Les chercheurs rapportent que les réseaux neuronaux sont presque égaux aux humains pour effectuer des tâches sur un ordinateur
En mars, l’intelligence artificielle accomplissait avec succès 66 % des tâches informatiques. Le taux humain était de 72 %, selon le rapport annuel de l'Université de Stanford sur les capacités de l'IA.

De plus, en 2024, les réseaux de neurones ne pourraient effectuer que 12 % des tâches dans l’environnement numérique.
Lors d'un test clé de programmation d'IA, SWE-bench Verified, les performances sont passées de 60 % à près de 100 % en seulement un an. D’autres références techniques clés montrent également des progrès significatifs.

Les chercheurs ont noté que les grands modèles de langage peuvent remporter une médaille d’or à l’Olympiade mathématique internationale, mais ne peuvent pas donner l’heure avec précision.
Le modèle haut de gamme, Gemini Deep Think, ne lit correctement une horloge analogique que 50,1 % du temps. Les scientifiques appellent ce problème une « frontière irrégulière ».
Dans le même temps, l’écart de performance entre les modèles d’intelligence artificielle américains et chinois a été pratiquement éliminé. Depuis le début de l’année 2025, les décisions américaines et chinoises ont échangé plusieurs fois leurs positions de leadership.

Adoption et investissement technologiques
L'adoption organisationnelle de solutions basées sur de grands modèles de langage a atteint 88 %. Parallèlement, quatre étudiants universitaires sur cinq utilisent des chatbots.
Le niveau moyen d’adoption de l’IA générative par la population a atteint 53 % en trois ans – plus rapidement que les ordinateurs personnels ou Internet. Bien que les taux varient selon les pays et soient fortement corrélés au PIB par habitant.

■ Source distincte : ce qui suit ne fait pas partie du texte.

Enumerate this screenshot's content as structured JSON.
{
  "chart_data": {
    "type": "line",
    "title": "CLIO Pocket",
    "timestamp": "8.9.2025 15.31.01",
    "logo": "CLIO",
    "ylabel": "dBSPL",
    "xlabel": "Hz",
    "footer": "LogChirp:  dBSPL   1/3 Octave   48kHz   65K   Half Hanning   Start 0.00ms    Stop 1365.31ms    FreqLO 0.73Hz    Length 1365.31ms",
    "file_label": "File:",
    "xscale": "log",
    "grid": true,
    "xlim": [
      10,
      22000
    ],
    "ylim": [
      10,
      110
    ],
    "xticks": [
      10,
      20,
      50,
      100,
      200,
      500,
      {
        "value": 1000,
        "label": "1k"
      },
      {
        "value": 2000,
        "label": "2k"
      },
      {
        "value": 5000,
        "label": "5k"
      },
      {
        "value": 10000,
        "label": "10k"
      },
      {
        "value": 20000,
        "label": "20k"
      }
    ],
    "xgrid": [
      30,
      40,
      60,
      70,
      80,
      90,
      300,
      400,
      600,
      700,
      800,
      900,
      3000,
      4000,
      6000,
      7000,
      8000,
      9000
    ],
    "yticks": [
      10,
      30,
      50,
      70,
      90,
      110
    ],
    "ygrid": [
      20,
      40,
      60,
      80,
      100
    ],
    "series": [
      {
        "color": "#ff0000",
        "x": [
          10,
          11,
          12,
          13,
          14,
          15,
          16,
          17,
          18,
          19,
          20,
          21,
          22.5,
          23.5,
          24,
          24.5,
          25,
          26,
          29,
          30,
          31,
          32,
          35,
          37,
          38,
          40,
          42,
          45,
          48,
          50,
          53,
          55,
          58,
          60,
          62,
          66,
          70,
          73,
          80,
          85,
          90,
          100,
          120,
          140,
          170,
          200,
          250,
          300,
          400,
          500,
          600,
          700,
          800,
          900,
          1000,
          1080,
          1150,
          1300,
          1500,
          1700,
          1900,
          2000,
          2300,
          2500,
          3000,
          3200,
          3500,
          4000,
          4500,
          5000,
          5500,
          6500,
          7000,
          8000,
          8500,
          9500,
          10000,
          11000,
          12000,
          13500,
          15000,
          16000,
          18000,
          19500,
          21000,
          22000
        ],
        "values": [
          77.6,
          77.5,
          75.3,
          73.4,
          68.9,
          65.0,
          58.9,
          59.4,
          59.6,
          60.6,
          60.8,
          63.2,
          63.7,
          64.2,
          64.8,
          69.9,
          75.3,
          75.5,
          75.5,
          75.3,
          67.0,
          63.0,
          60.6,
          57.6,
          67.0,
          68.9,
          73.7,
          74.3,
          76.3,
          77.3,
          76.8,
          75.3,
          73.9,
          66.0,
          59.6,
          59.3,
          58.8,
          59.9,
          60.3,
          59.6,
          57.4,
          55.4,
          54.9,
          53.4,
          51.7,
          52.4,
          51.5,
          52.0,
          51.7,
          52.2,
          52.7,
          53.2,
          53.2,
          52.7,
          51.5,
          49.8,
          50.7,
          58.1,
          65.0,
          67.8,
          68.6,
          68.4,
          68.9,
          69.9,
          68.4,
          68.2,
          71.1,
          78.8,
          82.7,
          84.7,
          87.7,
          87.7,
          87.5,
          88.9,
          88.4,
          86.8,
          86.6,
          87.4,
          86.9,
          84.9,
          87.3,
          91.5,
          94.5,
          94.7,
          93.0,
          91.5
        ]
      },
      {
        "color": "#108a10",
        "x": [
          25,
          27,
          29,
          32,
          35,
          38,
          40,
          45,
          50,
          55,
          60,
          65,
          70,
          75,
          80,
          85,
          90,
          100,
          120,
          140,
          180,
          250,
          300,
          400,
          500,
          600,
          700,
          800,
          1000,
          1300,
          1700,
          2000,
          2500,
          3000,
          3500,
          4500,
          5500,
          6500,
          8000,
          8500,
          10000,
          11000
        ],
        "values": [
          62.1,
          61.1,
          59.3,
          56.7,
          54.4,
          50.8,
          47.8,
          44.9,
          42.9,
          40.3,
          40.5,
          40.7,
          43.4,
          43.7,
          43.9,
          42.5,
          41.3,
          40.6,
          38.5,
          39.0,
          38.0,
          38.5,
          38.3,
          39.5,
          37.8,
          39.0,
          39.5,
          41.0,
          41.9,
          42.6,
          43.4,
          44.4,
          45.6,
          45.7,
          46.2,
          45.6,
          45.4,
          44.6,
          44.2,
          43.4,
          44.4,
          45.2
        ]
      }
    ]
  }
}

« L'adoption de l'IA se développe à un rythme sans précédent et les consommateurs tirent des avantages significatifs des outils auxquels ils ont souvent accès gratuitement », a conclu Stanford.
En 2025, les investissements mondiaux des entreprises dans l’industrie ont atteint 581,7 milliards de dollars, soit plus du double de l’année précédente. Les États-Unis ont représenté 285,9 milliards de dollars, soit 23 fois le volume des investissements privés en Chine.
Les États-Unis possèdent le plus grand nombre de centres de données d’IA, et la majeure partie des puces est produite par une seule usine taïwanaise, selon les experts.

Problèmes actuels
Selon les auteurs de l’étude, tous les systèmes modernes conçus pour mesurer, gérer et mettre en œuvre l’IA sont très en retard par rapport à la technologie elle-même. Les normes de sécurité de l’industrie sont devenues obsolètes et le nombre d’incidents a grimpé en flèche.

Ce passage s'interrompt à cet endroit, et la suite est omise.